Self-assembled multicolor fluorescent nanoparticles derived from dopamine analogues: A versatile platform for biomedical applications

Fluorescent polydopamine (PDA) nanoparticles (FPNPs) have gained recognition as invaluable resources for a wide range of biomedical applications. Typically, these FPNPs are synthesized solely from dopamine (DA). In this study, our focus lies in the design of PDA-based multicolor fluorescent nanoparticles (m-FNPs) utilizing DA and its analogues, including levodopa (LVD), norepinephrine (NPP), 6-hydroxydopamine (HDA), and epinephrine (EPP) monomers, thereby paving the way for the next generation of FPNPs. The m-FNPs, respectively labeled as L-FNPs, N-FNPs, H-FNPs, E-FNPs, and D-FNPs, exhibit distinct band gaps influenced by the monomer's structure, allowing versatile multicolor fluorescence bioimaging across a broad fluorescence emission spectrum ranging from 410 to 680 nm.
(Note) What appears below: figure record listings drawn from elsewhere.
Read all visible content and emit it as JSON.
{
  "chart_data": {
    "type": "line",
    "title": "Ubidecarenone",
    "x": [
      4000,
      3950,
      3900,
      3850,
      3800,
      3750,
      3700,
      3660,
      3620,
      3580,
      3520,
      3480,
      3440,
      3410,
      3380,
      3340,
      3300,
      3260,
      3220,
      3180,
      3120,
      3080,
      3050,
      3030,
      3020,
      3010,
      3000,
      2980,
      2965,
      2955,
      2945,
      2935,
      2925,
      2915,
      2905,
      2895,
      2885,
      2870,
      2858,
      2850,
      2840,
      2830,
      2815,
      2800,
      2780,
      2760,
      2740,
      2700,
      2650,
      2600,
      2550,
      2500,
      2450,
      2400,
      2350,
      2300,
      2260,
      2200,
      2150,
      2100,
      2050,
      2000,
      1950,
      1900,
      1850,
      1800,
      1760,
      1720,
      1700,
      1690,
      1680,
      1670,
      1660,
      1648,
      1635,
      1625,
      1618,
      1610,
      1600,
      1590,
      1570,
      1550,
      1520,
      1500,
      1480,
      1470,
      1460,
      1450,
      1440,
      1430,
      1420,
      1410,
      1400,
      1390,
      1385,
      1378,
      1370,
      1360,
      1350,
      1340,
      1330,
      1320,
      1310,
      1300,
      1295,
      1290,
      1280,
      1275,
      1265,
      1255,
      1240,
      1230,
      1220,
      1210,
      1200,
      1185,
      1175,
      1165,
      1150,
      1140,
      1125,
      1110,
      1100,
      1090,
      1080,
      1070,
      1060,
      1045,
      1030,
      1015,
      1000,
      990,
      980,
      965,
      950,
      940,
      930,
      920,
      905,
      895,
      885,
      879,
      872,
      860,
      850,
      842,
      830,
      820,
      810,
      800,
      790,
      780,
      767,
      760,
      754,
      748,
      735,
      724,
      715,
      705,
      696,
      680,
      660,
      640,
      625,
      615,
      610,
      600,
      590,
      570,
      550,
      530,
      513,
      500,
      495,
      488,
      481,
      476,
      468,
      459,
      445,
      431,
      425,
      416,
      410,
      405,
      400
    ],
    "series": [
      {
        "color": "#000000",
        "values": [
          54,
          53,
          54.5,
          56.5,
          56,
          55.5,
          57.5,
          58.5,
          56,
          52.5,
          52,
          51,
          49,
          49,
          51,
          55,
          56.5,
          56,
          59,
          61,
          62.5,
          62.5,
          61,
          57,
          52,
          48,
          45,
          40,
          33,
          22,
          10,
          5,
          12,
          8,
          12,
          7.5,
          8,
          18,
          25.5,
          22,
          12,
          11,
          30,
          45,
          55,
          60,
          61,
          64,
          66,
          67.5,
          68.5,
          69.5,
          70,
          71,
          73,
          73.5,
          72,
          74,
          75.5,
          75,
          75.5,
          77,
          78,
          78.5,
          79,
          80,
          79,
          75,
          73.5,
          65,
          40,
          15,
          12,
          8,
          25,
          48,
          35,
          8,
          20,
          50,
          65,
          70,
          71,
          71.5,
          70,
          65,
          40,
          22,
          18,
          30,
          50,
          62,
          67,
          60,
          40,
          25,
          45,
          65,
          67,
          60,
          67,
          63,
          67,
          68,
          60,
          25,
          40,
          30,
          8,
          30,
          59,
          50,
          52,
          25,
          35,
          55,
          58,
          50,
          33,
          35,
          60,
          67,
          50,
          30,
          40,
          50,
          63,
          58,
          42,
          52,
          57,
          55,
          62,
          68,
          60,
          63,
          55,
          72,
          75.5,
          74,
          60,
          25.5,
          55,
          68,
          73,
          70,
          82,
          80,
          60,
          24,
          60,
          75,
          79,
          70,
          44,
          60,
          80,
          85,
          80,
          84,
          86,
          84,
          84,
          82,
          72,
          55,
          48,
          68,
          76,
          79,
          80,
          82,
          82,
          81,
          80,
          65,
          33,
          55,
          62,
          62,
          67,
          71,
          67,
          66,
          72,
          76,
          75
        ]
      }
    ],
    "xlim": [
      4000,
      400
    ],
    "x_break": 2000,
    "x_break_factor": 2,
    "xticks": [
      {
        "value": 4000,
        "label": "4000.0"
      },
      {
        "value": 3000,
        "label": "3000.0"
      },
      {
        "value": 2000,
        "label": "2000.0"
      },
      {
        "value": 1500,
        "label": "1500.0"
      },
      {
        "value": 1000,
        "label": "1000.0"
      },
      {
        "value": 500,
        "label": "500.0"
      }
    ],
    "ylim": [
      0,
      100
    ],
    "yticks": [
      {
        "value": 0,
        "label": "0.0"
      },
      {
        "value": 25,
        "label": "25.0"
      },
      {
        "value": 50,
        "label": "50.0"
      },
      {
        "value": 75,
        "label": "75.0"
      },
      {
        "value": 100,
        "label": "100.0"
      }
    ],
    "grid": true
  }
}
Significantly, the catechol groups present on the surfaces of m-FNPs enable chelation with various theranostic metal ions and subsequent release under endo/lysosome pH conditions in cancer cells, thereby eliciting a cancer-specific “OFF-ON” fluorescence signal in vivo. Furthermore, integrating m-FNPs into poly(dimethylsiloxane) (PDMS) produces a tissue-adhesive fluorescence sheet that permits fluorescence monitoring of internal tissue surfaces within living organisms for 15 days. These m-FNPs-incorporated PDMS (m-FNPs-PDMS) sheets, enriched with catechol, carboxyl, and amine groups on their surfaces, exhibit significantly enhanced adhesion to biological tissues compared to conventional PDMS sheets containing PDA. Our findings suggest that m-FNPs pave the way for advancing PDA-based fluorescent nanoparticles with diverse applications in the biomedical field, supported by comprehensive in vitro and in vivo evaluations.